Hier, un déporté homosexuel de 97 ans a été fait chevalier de la Légion d’honneur dans un collège des Haut-de-Seine. C’est une première. Rudolf Brazda, un français d’origine tchèque a reçu ses insignes devant des élèves de troisième, apparement très émus.

Né en 1913 dans une famille tchèque germanophone en Allemagne, Rudolf prend conscience de son homosexualité comme « une disposition naturelle qu’il accepte comme telle, conscient d’avoir eu la chance d’avoir toujours eu un compagnon à ses côtés ».

En 1937, il est condamné à six mois de prison pour « débauche entre hommes », et est expulsé vers la Tchécoslovaquie. Après l’annexion de la Tchécoslovaquie germanophone par Hitler, il est une nouvelle fois condamné pour les mêmes raisons, cette fois à 14 mois de prison.
Rudolf, considéré comme un récidiviste, est déporté au camp de concentration de Buchenwald.
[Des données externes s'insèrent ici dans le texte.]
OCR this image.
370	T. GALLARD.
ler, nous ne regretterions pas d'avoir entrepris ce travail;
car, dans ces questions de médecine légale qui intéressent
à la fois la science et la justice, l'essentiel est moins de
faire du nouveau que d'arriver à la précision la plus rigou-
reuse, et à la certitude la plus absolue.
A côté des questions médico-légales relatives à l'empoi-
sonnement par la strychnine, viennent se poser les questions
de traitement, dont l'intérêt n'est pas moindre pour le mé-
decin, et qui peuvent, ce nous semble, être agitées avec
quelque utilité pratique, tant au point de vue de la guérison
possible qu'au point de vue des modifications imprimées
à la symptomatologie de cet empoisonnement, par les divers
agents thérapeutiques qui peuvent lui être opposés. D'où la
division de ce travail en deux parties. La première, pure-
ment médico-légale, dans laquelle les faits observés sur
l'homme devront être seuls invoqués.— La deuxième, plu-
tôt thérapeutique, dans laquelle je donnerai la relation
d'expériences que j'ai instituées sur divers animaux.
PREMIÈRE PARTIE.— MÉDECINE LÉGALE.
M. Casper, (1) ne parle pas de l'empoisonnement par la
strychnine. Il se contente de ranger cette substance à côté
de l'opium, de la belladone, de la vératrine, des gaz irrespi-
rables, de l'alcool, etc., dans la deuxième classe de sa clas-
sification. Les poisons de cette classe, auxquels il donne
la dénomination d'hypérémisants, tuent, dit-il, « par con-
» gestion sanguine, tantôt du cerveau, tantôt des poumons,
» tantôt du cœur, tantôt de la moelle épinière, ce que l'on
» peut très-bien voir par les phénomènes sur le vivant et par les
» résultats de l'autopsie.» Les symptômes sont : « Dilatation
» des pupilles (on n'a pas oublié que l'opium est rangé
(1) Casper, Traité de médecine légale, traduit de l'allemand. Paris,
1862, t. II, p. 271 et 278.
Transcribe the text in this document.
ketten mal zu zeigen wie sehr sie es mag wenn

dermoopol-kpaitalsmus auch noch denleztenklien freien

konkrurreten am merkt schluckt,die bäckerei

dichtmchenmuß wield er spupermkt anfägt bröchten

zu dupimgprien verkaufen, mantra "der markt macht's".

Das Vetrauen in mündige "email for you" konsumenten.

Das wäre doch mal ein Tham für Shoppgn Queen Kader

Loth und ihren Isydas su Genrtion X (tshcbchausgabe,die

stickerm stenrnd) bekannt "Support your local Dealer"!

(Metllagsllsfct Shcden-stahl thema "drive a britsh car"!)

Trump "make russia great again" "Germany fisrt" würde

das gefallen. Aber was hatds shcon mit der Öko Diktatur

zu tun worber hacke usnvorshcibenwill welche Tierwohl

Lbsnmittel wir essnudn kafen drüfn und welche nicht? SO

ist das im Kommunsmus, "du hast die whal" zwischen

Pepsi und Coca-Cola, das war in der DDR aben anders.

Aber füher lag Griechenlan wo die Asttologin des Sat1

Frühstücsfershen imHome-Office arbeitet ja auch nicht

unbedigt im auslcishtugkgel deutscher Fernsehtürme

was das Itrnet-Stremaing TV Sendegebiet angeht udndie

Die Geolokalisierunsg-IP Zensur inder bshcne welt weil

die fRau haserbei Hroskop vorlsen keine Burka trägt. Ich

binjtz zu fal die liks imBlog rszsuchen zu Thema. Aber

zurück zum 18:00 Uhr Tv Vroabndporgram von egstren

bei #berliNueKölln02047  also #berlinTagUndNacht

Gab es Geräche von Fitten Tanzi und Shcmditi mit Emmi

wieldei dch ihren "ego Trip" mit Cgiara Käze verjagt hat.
Il y survit à 32 mois grâce à un kapo communiste avec qui il s’est lié d’amitié et à « un peu plus de chance que les autres ».

Selon les estimations entre 10 000 et 15 000 personnes ont été déporté en raison de leur orentation sexuelle car les nazis considéraient l’homosexualité comme un danger social dangereux pour la perpétuation de l’espèce.

Rodolf est sans doute l’un des derniers survivants des victimes des triangles roses.

Jean-Luc Roméro était présent à la cérémonie rappellant qu’il est inacceptable que des élus de la République tiennent encore des propos homophobes. Cette pique était sans doute dirigée vers Christian Vanneste, avec qui Roméro est en conflit depuis longtemps.